Loan Payment Protection Insurance Explained

While you are in work meeting any loan repayments is just par for the course. You borrow and repay without any problems this would apply also to borrowings made on credit cards. As the majority of people readily turn to credit as a way of getting by each month to pay bills and take well deserved breaks this often amounts to a large sum that has to be paid back each month. If you were to lose that income you rely on for the repayments where would you get the money to be able to keep your head above water? One way would be if you had taken out loan payment protection insurance.

Falling behind on the repayments of loans/credit cards can have several consequences. The first would be that as soon as you miss a payment your credit rating is affected. You would be marked as a bad payer and this would mean that if you apply for loan in the future you might not get approval. Your payment history is the first thing that all lenders take into account. They check this and then say yes or no to your credit application. If you are a bad payer then you might be lucky enough to get approval but you might have to pay over the odds for the interest rate which means the loan would be very expensive. In the worst case if you are unable to keep up with your loan repayments the lender could take you to court. If the loan was secured against your home then this would mean that you are at risk of losing your home if the lender chooses to repossess. If you cannot catch up on the loan and the missed payments the repossession is very likely. An unsecured loan debt could see the lender taking you to court and the judge ordering bailiffs to come into your home and take your possessions to sell to get back what you owe.
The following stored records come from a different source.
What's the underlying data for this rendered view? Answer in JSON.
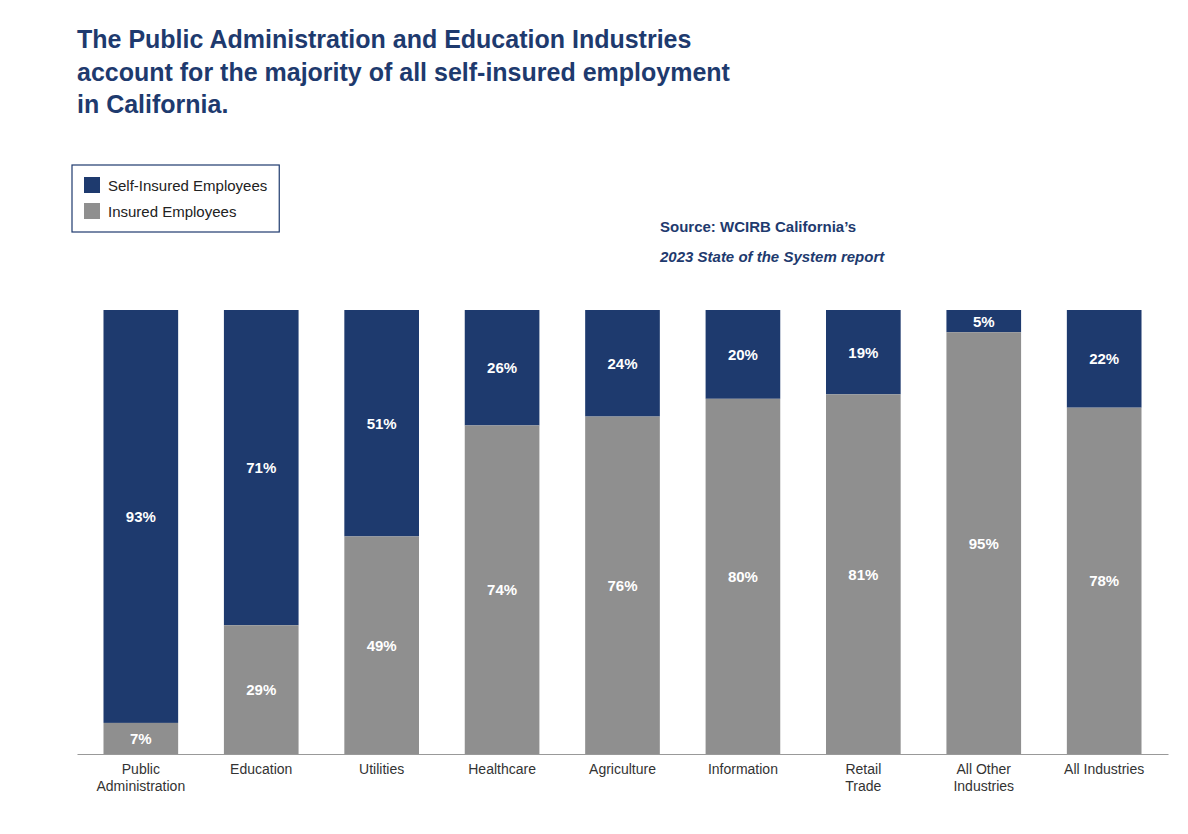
{
  "chart_data": {
    "type": "bar",
    "title": "The Public Administration and Education Industries\naccount for the majority of all self-insured employment\nin California.",
    "annotations": [
      "Source: WCIRB California’s",
      "2023 State of the System report"
    ],
    "categories": [
      "Public\nAdministration",
      "Education",
      "Utilities",
      "Healthcare",
      "Agriculture",
      "Information",
      "Retail\nTrade",
      "All Other\nIndustries",
      "All Industries"
    ],
    "series": [
      {
        "name": "Self-Insured Employees",
        "color": "#1e3a6e",
        "values": [
          93,
          71,
          51,
          26,
          24,
          20,
          19,
          5,
          22
        ],
        "value_labels": [
          "93%",
          "71%",
          "51%",
          "26%",
          "24%",
          "20%",
          "19%",
          "5%",
          "22%"
        ]
      },
      {
        "name": "Insured Employees",
        "color": "#8f8f8f",
        "values": [
          7,
          29,
          49,
          74,
          76,
          80,
          81,
          95,
          78
        ],
        "value_labels": [
          "7%",
          "29%",
          "49%",
          "74%",
          "76%",
          "80%",
          "81%",
          "95%",
          "78%"
        ]
      }
    ],
    "ylim": [
      0,
      100
    ],
    "stacked": true,
    "data_labels": true,
    "tick_labels": "x",
    "grid": false,
    "legend": "upper left"
  }
}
Loan Payment Protection Insurance From Burgesses

Loan payment protection insurance for just a small premium each month would put a stop to any of these worries as you would be able to pay your repayment as normal if you lost your own income. You are able to take out protection against accident sickness and unemployment which is caused by no fault of your own such as if you are made redundant. While you can take a policy out with the high street lender when you take out a loan or credit card this is usually one of the dearest options. High street lenders have also been known in the past to add in cover without the consumer being aware of what they are taking on. In some cases lenders have added the protection in with the loan and the worked out the interest, in cases such as this it has boosted up the cost of the borrowing by almost half again. It is estimated that lenders on the high street make around £4 billion in profits by tagging their costly protection onto the cheap loan.
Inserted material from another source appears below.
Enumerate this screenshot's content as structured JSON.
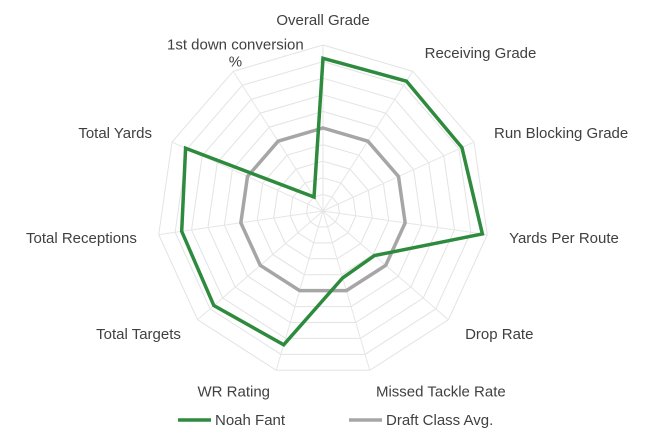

Loan Payment Protection Insurance

Not only do they charge way over the odds for loan payment protection insurance but they have also mis-sold policies due to not giving out adequate information and ensuring that the consumer was able to claim on the cover. In 2005 the Citizens Advice made a complaint to the Office of Fair Trading (OFT). Investigations ensued by both the OFT the Financial Services Authority which resulted in fines being handed out to many well known and trusted high street names. These were some of the names that had been around for years and who consumers trusted. The mis-selling ranged from selling loan payment protection insurance to those in self-employment, who were retired or who were not in full time employment. All of these situations mean that the consumer cannot claim as they are in the exclusions to be found in all payment protection policies. It was a lack of information that led to their downfall. If consumers are given information regarding the exclusions they are able to check for themselves before taking out the cover for suitability against their circumstances.

A standalone payment protection provider will give this information on their website and providing those considering taking a policy checks them, they can have a back up plan on which to fall if they become unemployed or incapacitated as a result of accident or sickness.
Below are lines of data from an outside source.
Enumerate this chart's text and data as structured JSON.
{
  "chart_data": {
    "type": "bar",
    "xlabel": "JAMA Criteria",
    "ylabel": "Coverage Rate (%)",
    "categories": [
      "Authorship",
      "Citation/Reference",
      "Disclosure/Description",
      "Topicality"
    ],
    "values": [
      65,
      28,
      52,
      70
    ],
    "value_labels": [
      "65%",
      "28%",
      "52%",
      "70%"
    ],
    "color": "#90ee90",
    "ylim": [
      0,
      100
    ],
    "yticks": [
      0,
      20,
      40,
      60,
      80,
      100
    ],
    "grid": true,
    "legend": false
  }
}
Applying online with an independent payment protection provider is easy and also means that consumers get the cheapest possible protection for their loans and credit repayments. The premium would be based solely on your age when applying for the protection and the amount that you wanted to protect of your loan or credit card repayments. All payment protection specialists would allow you to insure up to a certain amount of the payment each month so check this in the small print. This is the amount that you would receive back if you had to put in a claim after becoming unemployed of suffering accident or sickness. As the policy is age based the younger generation can afford to protect their borrowings whereas in the past this was impossible due to the high cost of protection and them having pushed their outgoings almost to the limit. The premium would not go up with age so taking out the policy when younger is to your advantage.

All loan payment protection insurance would begin to pay out after a certain length of time of you being unemployed or of you being incapacitated. Usually providers would ask that you wait between 30 days and as much as the 90th day before putting in your claim. Some providers might state in their terms and conditions that the benefit would be backdate to day one of your unemployment or incapacity so check this too before taking out the cover. Once you have started to receive your income it would then payout for either 12 monthly payment or 24 monthly payments, again dependent on the actual provider. Taking out loan payment protection insurance is a far more reliable back up plan than relying on savings or being able eligible to claim from the State for a loss of income.